Binary string satisfying several constraints

Question

I'm trying to solve this problem, but without success.

Problem: You're given a binary string where some of the bits are replaced by ?. You're also given several intervals [$l_i$, $r_i$] ($l_i < r_i$). Find a binary string S with ? replaced by 0 or 1, such that in each interval [$l$, $r$], s[$l..r$] includes both 0 and 1.

Example:

Given the string 00?11 and the interval [2, 3], the string 00111 satisfies the requirements, as S[2..3]=01 include both 0 and 1.

However, the string 00?11 and the intervals [2, 3] and [3, 4] cannot be solved, as the ? would have to be both 0 and 1.

The bounds are |S|,Q<=1e5

I tried using greedy, but it's giving wrong answer for this case: 0??0, [1, 3], [2, 3] and [3, 4], as the greedy algorithm would try 0??0 -> 01?0 -> 0100 -> fail, yet there exists a solution (0010).

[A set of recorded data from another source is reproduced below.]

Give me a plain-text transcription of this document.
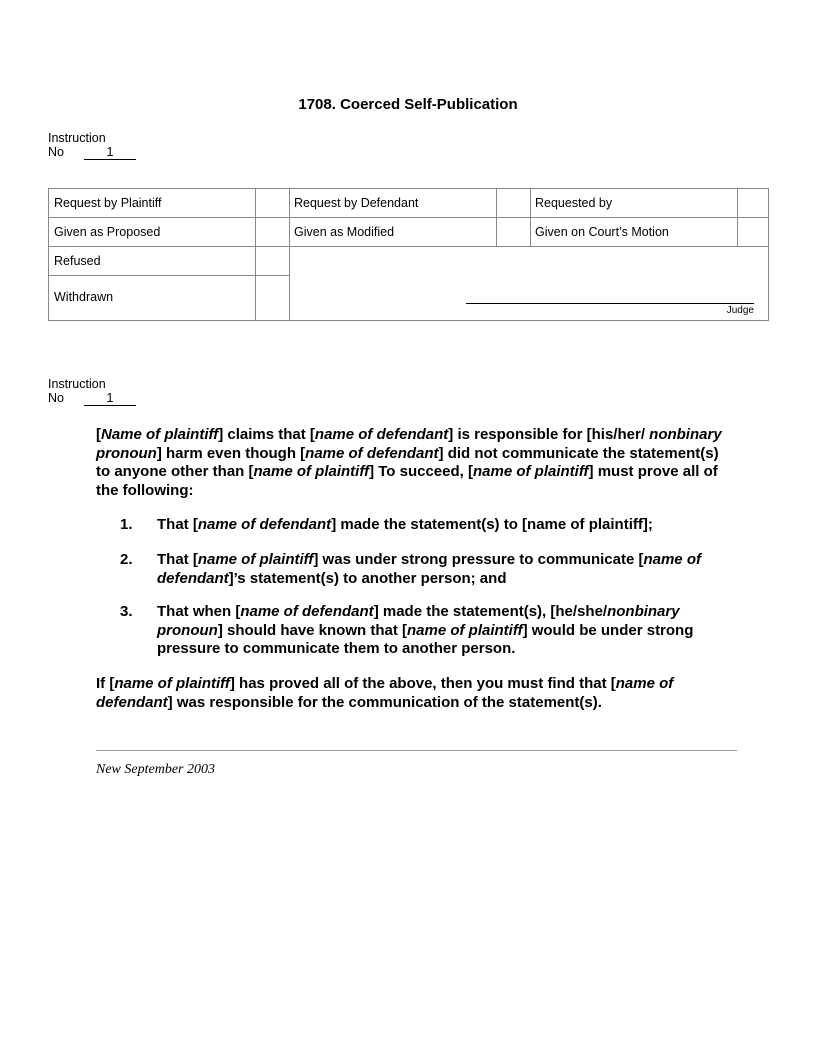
1708. Coerced Self-Publication
Instruction
No	1
Request by Plaintiff	Request by Defendant	Requested by
Given as Proposed	Given as Modified	Given on Court’s Motion
Refused
Withdrawn
Judge
Instruction
No	1
[Name of plaintiff] claims that [name of defendant] is responsible for [his/her/ nonbinary pronoun] harm even though [name of defendant] did not communicate the statement(s) to anyone other than [name of plaintiff] To succeed, [name of plaintiff] must prove all of the following:
1. That [name of defendant] made the statement(s) to [name of plaintiff];
2. That [name of plaintiff] was under strong pressure to communicate [name of defendant]’s statement(s) to another person; and
3. That when [name of defendant] made the statement(s), [he/she/nonbinary pronoun] should have known that [name of plaintiff] would be under strong pressure to communicate them to another person.
If [name of plaintiff] has proved all of the above, then you must find that [name of defendant] was responsible for the communication of the statement(s).
New September 2003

I tried removing completely overlapping intervals (such as [1, 3] and [2, 3]), but there're other cases I found that fails. What would be a correct solution?

Thanks.

Answer 1

There are 4 types of intervals:

1. Intervals containing both $0$ and $1$ (e.g. 00?11?). Such intervals are already satisfied, and we simply ignore them.

2. Intervals which can't be satisfied: either of length 1 (e.g. 0, ?), or contain only 0's or 1's (e.g. 000, 111). If such an interval exists, report "no solutions".

3. Intervals which consist only of 0's or only of 1's and have a single ? (e.g. 00?0, 1?). For such intervals, we know what ? must be - so we just set ?, satisfying the interval, and ignore the interval from now on.

4. Intervals which have more than one ?. We'll talk about them later.

The first phase of the algorithm is to get rid of Types 1, 2, 3. Note that when we satisfy an interval of Type 3, other intervals can change their Type.

while (true) {
    Remove all intervals of Type 1
    Check that there are no intervals of Type 2
    if (there exists an interval of Type 3) {
        Satisfy and remove this interval
    } else {
        break
    }
}

As a result, only intervals of Type 4 remain. Each such interval has two ?. In particular, it covers two consecutive remaining ?'s. Therefore, it suffices to assign to the remaining ?'s values 0, 1, 0, 1, 0, 1, ..., from left to right.

---

Now, the efficient algorithm for the first phase. We process all intervals in increasing order of their right ends. We maintain a set of intervals $T_4$ (initially empty) of currently encountered Type 4 intervals, sorted by their left ends.

For each new interval, depending on their type, we do the following:

• Type 1: Ignore it

• Type 2: Return "no solutions"

• Type 4: Add an interval into $T_4$.

• Type 3: Satisfy it. Now we look into the rightmost interval $I$ in $T_4$ (i.e. with the largest left end). If it changed its type, remove it from $T_4$ and process it again (i.e. check its type and apply the corresponding action from this list). Otherwise do nothing: since $I$ didn't change its type, other intervals in $T_4$ also won't change their type.

  Indeed, let $I'$ be another interval from $T_4$. If $I \subseteq I'$, we are fine (if $I$ has two ?, then $I'$, which contains $I$, also has them). Let $i$ be the position of the fixed ?. If $i > right(I')$, then we are fine. Otherwise, we have $i \le right(I') < right(I)$. But note that there are no ? between $right(I')$ and $right(I)$: otherwise, the currently processed interval wouldn't be Type 3, since it has at least two ?'s. Therefore, $I \cap I'$ has at least two ?'s, and therefore, $I'$ too.

While processing Type 3, we find the rightmost interval $I$ in $T_4$ until $T_4$ is empty or $I$ didn't change its type. Simply put, we remove intervals from $S$ while there are intervals which change their type.